Interview mit dem Autor

Was bedeutet Literatur für dich?
Giovanni Del Franco: Zuerst einmal Flucht. In der Literatur suche ich mir Welten, die mich vom Alltag unserer formatierten Gesellschaft entfernen. Und Erinnerung. Die Weitergabe von Erinnerung. Ich schreibe viel über die UreinwohnerInnen Amerikas. Wer ist weiter von uns entfernt als ein Apache des 19. Jahrhunderts? Ich lese Werke zu diesem Thema, oder zu historischen Themen (die Erinnerung…). Vor kurzem habe ich begonnen, mich für Krimis zu interessieren, vor allem für die nordischen (vermutlich aufgrund der Fremdheit).

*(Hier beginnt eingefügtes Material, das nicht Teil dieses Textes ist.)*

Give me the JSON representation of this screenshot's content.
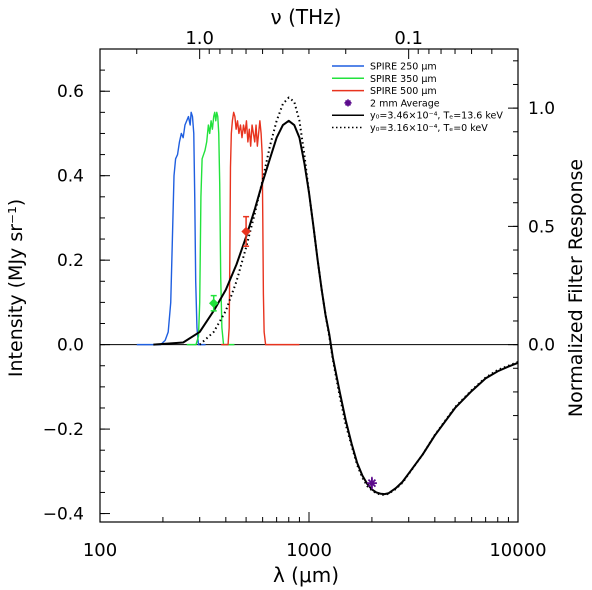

Was bedeuten Cafés für dich?
GDF: Eine Pause. Ein Moment, in dem die Zeit nicht mehr so schnell läuft. Und ein Abbild der Welt, in der wir leben. Zahlreiche soziale Schichten verkehren hier miteinander.

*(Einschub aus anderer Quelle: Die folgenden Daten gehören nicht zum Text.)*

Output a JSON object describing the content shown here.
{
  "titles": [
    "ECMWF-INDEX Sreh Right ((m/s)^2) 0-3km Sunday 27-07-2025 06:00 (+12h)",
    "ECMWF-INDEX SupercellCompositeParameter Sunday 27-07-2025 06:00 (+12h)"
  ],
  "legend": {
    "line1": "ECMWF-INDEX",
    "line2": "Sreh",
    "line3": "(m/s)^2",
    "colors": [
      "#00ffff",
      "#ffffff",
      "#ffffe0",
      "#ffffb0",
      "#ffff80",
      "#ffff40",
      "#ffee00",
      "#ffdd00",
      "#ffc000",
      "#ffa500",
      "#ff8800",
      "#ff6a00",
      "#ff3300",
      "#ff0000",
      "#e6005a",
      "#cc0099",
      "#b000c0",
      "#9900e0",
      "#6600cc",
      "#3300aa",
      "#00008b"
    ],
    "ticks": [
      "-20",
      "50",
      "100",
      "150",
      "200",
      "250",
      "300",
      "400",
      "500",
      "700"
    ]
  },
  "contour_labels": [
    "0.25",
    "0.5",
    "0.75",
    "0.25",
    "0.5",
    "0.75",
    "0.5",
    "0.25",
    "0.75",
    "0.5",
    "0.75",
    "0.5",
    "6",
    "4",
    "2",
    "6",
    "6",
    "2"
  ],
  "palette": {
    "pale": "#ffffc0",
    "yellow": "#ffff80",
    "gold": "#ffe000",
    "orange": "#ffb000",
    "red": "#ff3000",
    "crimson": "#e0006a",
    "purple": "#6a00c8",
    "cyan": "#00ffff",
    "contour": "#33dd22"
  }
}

Ich setze mich nie alleine hin, sondern an die Bar, wo die Menschen miteinander reden. Meistens über unbedeutende Dinge. Aber sie reden. In einem hypervernetzten System sind Orte selten, an denen das möglich ist.

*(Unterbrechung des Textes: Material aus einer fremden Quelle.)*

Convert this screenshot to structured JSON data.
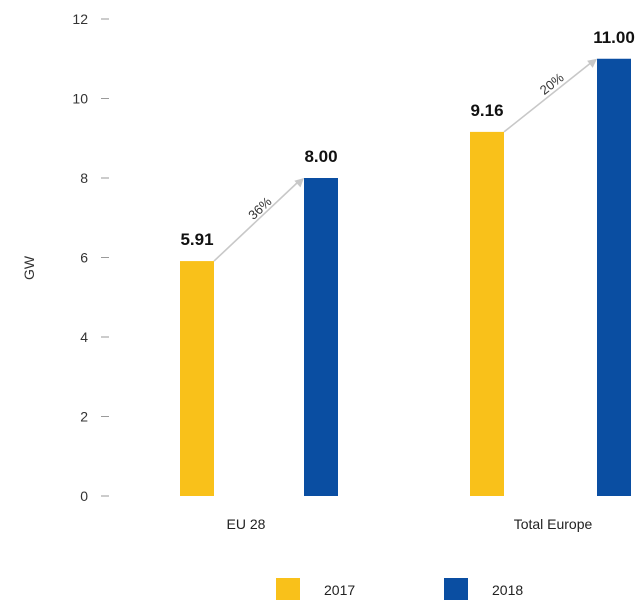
{
  "chart_data": {
    "type": "bar",
    "ylabel": "GW",
    "ylim": [
      0,
      12
    ],
    "yticks": [
      0,
      2,
      4,
      6,
      8,
      10,
      12
    ],
    "grid": false,
    "legend_position": "bottom",
    "categories": [
      "EU 28",
      "Total Europe"
    ],
    "series": [
      {
        "name": "2017",
        "color": "#f9c11a",
        "values": [
          5.91,
          9.16
        ],
        "labels": [
          "5.91",
          "9.16"
        ]
      },
      {
        "name": "2018",
        "color": "#0a4ea2",
        "values": [
          8.0,
          11.0
        ],
        "labels": [
          "8.00",
          "11.00"
        ]
      }
    ],
    "annotations": [
      {
        "category": "EU 28",
        "text": "36%"
      },
      {
        "category": "Total Europe",
        "text": "20%"
      }
    ],
    "arrow_color": "#c8c8c8",
    "axis_color": "#9a9a9a"
  }
}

Warum hast du «Le Bouquet de Grenelle » gewählt?
GDF: Ganz einfach aus dem Grund, dass es das Café ist, in dem ich mich am meisten aufhalte, und das seit rund zwanzig Jahren. Da es nah bei einem meiner Arbeitsorte ist, habe ich früher dort regelmäßig einen kleinen Schwarzen getrunken, bevor ich meinen Arbeitstag begonnen habe. Mittlerweile tue ich das nur noch gelegentlich, aber gerade heute war ich wieder dort, um auf der Terrasse ein Glas mit meiner Cousine zu trinken, die zu Besuch bei mir war.

Was machst du, wenn du nicht im Café bist?
GDF: Vor allem schreibe ich. Ich kann nur bei mir zuhause schreiben, in der Ruhe, in der Stille. Ich versuche, etwas zu veröffentlichen (und das Vermarkten braucht ebenfalls viel Energie). Ich mag das Kino, Ausstellungen, Reisen (ich bereise alle Hauptstädte Europas). Und um meinen Lebensunterhalt zu verdienen (das Schreiben bringt nicht genug ein), höre ich mir Geschichten an. Ich bin Arzt.